1982年生まれ。早稲田大学大学院政治学研究科修士課程修了。民間企業を経た後、2008年から未来工学研究所。09年には外務省国際情報統括官組織で専門分析員を兼任。10年、日露青年交流センターの若手研究者等派遣フェローシップによってモスクワの世界経済・国際関係研究所(IMEMO)に留学。専門は、ロシアの軍事・安全保障政策、軍需産業政策など。著書に軍事大国ロシア』(作品社)、『プーチンの国家戦略』(東京道堂出版)、『「帝国」ロシアの地政学』(東京堂出版)。『ロシアの軍事情報を配信するサイト「World Security Intelligence」(http://wsintell.org/top/)を運営。

(中略)

 もちろん、シリアにおける軍事作戦は相応の負担を必要とした。

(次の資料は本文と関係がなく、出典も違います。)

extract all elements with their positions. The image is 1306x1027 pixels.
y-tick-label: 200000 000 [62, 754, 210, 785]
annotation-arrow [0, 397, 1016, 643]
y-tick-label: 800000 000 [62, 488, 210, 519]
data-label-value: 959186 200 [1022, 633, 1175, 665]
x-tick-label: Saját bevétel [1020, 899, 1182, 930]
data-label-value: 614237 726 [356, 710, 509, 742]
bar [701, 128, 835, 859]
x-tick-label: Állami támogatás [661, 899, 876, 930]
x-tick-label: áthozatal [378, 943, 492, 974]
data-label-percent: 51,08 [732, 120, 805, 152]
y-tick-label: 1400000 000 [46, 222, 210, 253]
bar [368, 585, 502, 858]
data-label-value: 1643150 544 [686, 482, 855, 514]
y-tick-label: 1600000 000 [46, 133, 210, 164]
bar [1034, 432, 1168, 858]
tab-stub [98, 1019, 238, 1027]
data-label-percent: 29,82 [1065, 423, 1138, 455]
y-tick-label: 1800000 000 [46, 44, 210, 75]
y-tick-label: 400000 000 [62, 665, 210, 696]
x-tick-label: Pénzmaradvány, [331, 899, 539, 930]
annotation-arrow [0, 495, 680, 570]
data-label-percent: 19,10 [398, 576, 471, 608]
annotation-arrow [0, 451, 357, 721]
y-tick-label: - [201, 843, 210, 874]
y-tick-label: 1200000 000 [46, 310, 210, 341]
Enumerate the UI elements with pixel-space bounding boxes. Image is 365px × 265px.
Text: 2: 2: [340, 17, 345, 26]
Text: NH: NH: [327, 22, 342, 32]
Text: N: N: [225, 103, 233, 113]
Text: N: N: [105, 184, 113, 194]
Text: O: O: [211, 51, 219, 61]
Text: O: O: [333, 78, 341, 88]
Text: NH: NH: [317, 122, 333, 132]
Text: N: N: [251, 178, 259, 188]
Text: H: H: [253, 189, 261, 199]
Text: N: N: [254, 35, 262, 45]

しかし、その大部分は国防省の物資であり予算である。すでに2015年の国防省予算には訓練及び戦闘準備のために330億ルーブルが割り当てられていた。我々は単にその予算をシリアにおける部隊集団の支援のために付け替えただけである。演習の方が実際の戦闘活動より訓練効果に優れるなどと考える者は居るまい。このようにしてみれば、燃料や戦闘用予備物資を、演習場ではなく戦場で使って良かったということになろう。ほかでもないプロの諸君はこの点を理解している筈だ。

 もちろん、シリアで使用された我が軍の弾薬、武器、装備品、整備用品を増派するためには追加支出も必要であった。これらの支出は当然であり、また必要なものでもあった。というのも、戦闘環境下において使用された多くのものが実際的に検証され、その問題を発見して除去することができたからだ。これは我が国の国防力を強化し、ロシアの安全保障に関する戦略的及び当面の課題を解決するための支出であった。将来、高い代償を支払わなくてもいいように、我々は今できることをしなければならない。

(翻訳ここまで)

実験場にされたシリア

 ここでのポイントは主に2つある。

 第1に、シリアが新兵器の実験場であると大統領自身が半ば認めている点である。

 昨年11月、トルコによるロシア空軍機撃墜を受けてロシアがS-400防空システムを配備した際にも、軍は「旧式のS-300ではなく最新鋭のS-400を持ち込んで実戦環境でテストを行いたい」とプーチン大統領に直訴したとされる。プーチン大統領の演説からは、ロシアがS-400に限らず、最新鋭兵器全般に実戦経験を積ませる貴重な機会としてシリア紛争を認識していることが窺われよう。プーチン大統領自身も述べているように、実戦での証明を経た(いわゆる「コンバット・プローブン」な)兵器は、演習ではわからない様々な問題点を洗い出すことでより実用的となり、武器輸出市場においても有利とされる。

 プーチン大統領はここで「将来の代償」を払わなくてもいいように平時から兵器開発を進めなければならないと述べているが、ここで引き合いに出されているのは(本稿では割愛)、第二次世界大戦当時、ドイツの優秀な軍事技術に対してソ連が苦戦した経験である。ロシア語には思わぬテクノロジーのギャップによって軍事的に盲点を突かれることを示す「技術的奇襲」という言葉があるが、そのような言葉が生まれるほどに独ソ戦緒戦の敗北はロシアに深いショックを与えた。そのようなことにならないために、あらゆる機会を捉えて軍事技術の進歩を図らなければならない、というのがプーチン大統領のここでの主張である。

 第2に、シリアでの実戦はロシア軍の練度を向上させる訓練効果があるとしている点で、シリアが新兵器の実験場であるという以上に身も蓋もない。ただし、これはかなりの額に上ると見られるシリアでの戦費を正当化する意味もあるように思われる。

 プーチン大統領によると、シリア戦費は本来の訓練予算330億ルーブル(の全部ではないだろうからその一部)プラス「追加支出」とされている。その総額は不明だが、各種の推定では1日あたり200万ドルから800万ドル程度掛かっているとされ、これに基づけばこの半年間では3億6000万ドルから14億4000万ドルほどになる。